= Oksana Meshko =

Oksana Yakivna Meshko (Оксана Якiвна Мешко, 30 January 1905 — 2 January 1991) was a Ukrainian human rights activist and Soviet dissident who on 9 November 1976 became one of the co-founders of the Ukrainian Public Group to Promote the Implementation of the Helsinki Accords, colloquially known as the Ukrainian Helsinki Group.

Meshko was born in 1905 in Stari Sanzhary, currently Poltava Oblast, Ukraine. Her father was executed in 1920 in the aftermath of the Civil war. Meshko graduated in 1931 with chemistry degree in Dnipropetrovsk. During the studies, she married Fedir Serhiienko, they had two sons, Yevhen and Oleksandr (Oles). Her husband was jailed in 1935, released in 1936 but could not find a job in Dnipropetrovsk and moved to Tambov. In 1937 Meshko, who was working in the chemical lab of an agricultural institute, lost her job and moved with the children to Tambov. During the war, her son Yevhen was killed by a bomb, and her husband was mobilized and returned as a disabled person. In 1944, the family moved to Kyiv.

In 1947, Meshko and her sister Vira were arrested and charged with the preparation of an assassination attempt of Nikita Khrushchev, then the First Secretary of the Communist Party of Ukraine. They were eventually sentenced for 10 years in jail. Meshko served her sentence in Ukhta and returned to Kyiv in 1956; in the same year she was rehabilitated. Her husband died soon afterwards. In the 1960s, she started activities aimed at popularizing Ukrainian culture; these activities were not illegal but also were not approved by authorities and therefore considered nationalist and dangerous. Her son, who participated in the same activities, was excluded from the university, and in 1970 lost his job. In 1971, Meshko's apartment in Kyiv was searched by the security forces, and in 1972 Oles Meshko was arrested.

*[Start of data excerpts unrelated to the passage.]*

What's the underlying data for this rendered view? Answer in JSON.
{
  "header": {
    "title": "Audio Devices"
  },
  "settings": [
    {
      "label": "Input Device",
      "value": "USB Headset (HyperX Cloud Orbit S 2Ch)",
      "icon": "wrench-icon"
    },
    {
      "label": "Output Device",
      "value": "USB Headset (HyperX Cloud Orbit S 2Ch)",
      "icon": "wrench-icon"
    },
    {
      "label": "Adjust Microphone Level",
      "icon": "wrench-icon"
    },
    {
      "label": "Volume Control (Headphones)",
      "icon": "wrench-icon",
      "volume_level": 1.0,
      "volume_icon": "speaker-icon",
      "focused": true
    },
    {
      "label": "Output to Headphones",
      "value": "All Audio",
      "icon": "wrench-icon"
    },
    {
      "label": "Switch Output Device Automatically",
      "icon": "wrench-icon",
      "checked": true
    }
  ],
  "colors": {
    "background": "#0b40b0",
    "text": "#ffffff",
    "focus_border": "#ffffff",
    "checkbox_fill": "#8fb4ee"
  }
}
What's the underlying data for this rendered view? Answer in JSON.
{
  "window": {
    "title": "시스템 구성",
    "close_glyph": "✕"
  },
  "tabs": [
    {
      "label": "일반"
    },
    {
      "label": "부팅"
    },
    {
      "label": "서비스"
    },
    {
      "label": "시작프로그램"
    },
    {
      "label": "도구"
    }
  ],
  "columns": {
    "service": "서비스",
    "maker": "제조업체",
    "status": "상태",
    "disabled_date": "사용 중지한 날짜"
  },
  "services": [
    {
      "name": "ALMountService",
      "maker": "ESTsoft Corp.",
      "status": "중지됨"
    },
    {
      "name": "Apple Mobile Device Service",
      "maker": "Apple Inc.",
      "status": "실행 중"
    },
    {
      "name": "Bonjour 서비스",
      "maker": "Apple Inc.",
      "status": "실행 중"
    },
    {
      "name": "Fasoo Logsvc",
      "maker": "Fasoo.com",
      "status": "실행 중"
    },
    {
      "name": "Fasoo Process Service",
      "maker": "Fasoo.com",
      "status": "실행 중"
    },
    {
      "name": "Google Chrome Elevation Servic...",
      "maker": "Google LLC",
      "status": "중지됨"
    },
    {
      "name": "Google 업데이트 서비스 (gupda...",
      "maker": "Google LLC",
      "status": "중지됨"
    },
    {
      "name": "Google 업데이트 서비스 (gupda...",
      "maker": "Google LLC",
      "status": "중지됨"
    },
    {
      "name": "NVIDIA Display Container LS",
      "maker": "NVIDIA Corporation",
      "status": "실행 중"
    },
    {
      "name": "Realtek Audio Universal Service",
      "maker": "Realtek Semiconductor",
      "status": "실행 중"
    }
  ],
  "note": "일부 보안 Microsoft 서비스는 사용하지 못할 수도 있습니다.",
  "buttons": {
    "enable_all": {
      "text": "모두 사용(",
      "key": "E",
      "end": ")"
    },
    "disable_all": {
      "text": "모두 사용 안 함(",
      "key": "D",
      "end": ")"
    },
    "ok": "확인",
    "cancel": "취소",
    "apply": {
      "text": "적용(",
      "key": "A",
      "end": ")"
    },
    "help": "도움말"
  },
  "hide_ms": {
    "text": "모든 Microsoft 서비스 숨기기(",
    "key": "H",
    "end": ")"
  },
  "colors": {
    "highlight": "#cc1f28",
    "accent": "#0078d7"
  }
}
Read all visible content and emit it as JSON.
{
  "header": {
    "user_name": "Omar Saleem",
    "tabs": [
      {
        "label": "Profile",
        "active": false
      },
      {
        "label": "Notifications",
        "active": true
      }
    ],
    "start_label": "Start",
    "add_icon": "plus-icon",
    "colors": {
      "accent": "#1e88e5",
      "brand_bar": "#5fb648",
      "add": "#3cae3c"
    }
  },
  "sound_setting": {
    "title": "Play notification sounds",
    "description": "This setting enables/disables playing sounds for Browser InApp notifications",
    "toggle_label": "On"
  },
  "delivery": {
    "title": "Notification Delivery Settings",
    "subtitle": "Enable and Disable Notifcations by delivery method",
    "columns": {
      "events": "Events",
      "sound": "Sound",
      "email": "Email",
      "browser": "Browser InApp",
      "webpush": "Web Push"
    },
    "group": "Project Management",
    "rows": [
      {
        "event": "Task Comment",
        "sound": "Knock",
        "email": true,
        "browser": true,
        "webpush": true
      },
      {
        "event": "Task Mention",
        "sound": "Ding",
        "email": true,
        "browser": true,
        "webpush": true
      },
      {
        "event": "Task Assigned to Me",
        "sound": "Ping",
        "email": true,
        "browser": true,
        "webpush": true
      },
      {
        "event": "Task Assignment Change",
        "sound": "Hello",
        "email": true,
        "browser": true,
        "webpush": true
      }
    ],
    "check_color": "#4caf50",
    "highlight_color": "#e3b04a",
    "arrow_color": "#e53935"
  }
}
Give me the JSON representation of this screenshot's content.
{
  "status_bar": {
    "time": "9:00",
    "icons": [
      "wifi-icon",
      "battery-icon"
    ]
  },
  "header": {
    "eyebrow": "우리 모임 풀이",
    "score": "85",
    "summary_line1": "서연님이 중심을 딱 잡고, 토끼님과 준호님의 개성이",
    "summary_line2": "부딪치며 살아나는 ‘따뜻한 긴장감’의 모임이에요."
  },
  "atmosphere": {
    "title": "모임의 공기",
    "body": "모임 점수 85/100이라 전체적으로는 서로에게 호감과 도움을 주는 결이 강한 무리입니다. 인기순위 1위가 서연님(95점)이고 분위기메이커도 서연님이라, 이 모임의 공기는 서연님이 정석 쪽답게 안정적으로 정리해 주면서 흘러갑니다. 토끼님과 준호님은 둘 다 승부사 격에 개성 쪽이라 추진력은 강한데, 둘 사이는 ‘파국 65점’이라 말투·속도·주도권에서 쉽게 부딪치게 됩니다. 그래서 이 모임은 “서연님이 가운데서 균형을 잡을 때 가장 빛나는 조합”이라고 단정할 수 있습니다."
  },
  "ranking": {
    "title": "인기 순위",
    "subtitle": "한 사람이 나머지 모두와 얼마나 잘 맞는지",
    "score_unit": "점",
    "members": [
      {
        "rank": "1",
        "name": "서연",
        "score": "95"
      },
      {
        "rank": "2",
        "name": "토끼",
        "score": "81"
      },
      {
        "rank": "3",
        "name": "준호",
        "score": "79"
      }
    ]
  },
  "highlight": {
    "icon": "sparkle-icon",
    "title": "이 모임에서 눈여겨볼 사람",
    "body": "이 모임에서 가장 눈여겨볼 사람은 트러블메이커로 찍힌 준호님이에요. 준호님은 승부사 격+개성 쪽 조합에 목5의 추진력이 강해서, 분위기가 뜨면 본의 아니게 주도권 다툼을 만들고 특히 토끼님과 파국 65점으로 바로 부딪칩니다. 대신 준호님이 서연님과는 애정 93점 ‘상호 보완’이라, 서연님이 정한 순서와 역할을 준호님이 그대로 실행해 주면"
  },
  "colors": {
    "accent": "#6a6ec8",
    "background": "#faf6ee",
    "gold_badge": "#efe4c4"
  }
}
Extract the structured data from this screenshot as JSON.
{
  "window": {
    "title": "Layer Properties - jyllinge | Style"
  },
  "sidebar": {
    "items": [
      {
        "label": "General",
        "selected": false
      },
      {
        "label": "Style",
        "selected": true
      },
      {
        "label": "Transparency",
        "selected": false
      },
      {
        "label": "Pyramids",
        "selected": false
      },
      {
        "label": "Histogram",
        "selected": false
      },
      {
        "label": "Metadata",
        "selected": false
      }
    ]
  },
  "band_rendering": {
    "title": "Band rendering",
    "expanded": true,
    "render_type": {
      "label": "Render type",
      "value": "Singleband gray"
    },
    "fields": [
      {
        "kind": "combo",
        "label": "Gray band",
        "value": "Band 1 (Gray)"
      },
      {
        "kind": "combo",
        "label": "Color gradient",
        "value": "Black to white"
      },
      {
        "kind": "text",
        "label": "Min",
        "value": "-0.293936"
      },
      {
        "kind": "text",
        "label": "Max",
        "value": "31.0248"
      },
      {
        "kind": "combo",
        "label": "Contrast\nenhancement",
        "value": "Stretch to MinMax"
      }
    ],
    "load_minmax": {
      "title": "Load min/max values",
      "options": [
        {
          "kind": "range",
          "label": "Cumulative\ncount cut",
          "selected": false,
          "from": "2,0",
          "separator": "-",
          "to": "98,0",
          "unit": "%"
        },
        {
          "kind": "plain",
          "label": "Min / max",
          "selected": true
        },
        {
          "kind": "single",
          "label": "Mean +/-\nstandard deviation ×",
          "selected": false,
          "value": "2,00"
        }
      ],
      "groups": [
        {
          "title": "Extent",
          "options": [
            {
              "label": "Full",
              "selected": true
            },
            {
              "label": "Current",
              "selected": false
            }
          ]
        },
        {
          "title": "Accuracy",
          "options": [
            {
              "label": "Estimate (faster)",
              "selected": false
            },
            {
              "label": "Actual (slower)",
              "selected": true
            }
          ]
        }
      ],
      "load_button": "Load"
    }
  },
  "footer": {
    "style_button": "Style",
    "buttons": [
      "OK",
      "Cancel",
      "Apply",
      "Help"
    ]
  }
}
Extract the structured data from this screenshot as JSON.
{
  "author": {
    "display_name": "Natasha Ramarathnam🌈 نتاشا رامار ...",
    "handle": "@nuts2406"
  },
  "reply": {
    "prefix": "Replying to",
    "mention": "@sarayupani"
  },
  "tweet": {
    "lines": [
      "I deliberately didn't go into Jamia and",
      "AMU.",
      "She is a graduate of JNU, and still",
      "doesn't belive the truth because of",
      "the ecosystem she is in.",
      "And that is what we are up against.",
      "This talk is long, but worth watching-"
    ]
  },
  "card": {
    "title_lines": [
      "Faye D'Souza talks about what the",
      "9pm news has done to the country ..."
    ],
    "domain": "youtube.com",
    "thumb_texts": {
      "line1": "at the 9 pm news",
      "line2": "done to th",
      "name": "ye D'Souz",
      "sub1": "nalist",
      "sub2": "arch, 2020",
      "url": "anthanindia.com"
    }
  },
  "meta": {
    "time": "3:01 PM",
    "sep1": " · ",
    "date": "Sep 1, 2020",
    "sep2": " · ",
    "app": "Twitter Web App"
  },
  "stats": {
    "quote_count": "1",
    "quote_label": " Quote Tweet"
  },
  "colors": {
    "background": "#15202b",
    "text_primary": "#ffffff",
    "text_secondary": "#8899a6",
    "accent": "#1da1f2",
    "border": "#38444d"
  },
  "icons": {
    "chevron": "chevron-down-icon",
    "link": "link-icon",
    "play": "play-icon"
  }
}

After Helsinki Accords was signed in 1975, Soviet dissident started to think about organizations which would document how Soviet authorities comply with the requirements of this document. The Moscow Helsinki Group was formed first, and, organized by Mykola Rudenko, the Ukrainian Helsinki Group was formed on 9 November 1976. Oksana Meshko became one of the co-founders. In 1977, most of the group members, including Rudenko, were arrested, and it was decided not to elect a new group head. Meshko took the coordination of the activities of the group. In the two first years of the activity of the group, her apartment was searched nine times. In 1980, at the age of 75, she was arrested as well, and first was taken to a mental hospital, and then, when no mental illness was diagnosed, was tried and in January 1981 sentenced for five years exile for anti-Soviet propaganda and agitation, a standard criminal offense for dissidents at the time. Meshko was exiled to Ayan. She returned to Kyiv in 1985. In the last years of the Soviet Union, Meshko was allowed to travel abroad. She visited the United States and Australia, where she spoke in the Parliament. In 1989 she joined, and soon became one of the most active members, of the Ukrainian Helsinki society, later transformed to the Ukrainian Republican Party. She died on 2 January 1991.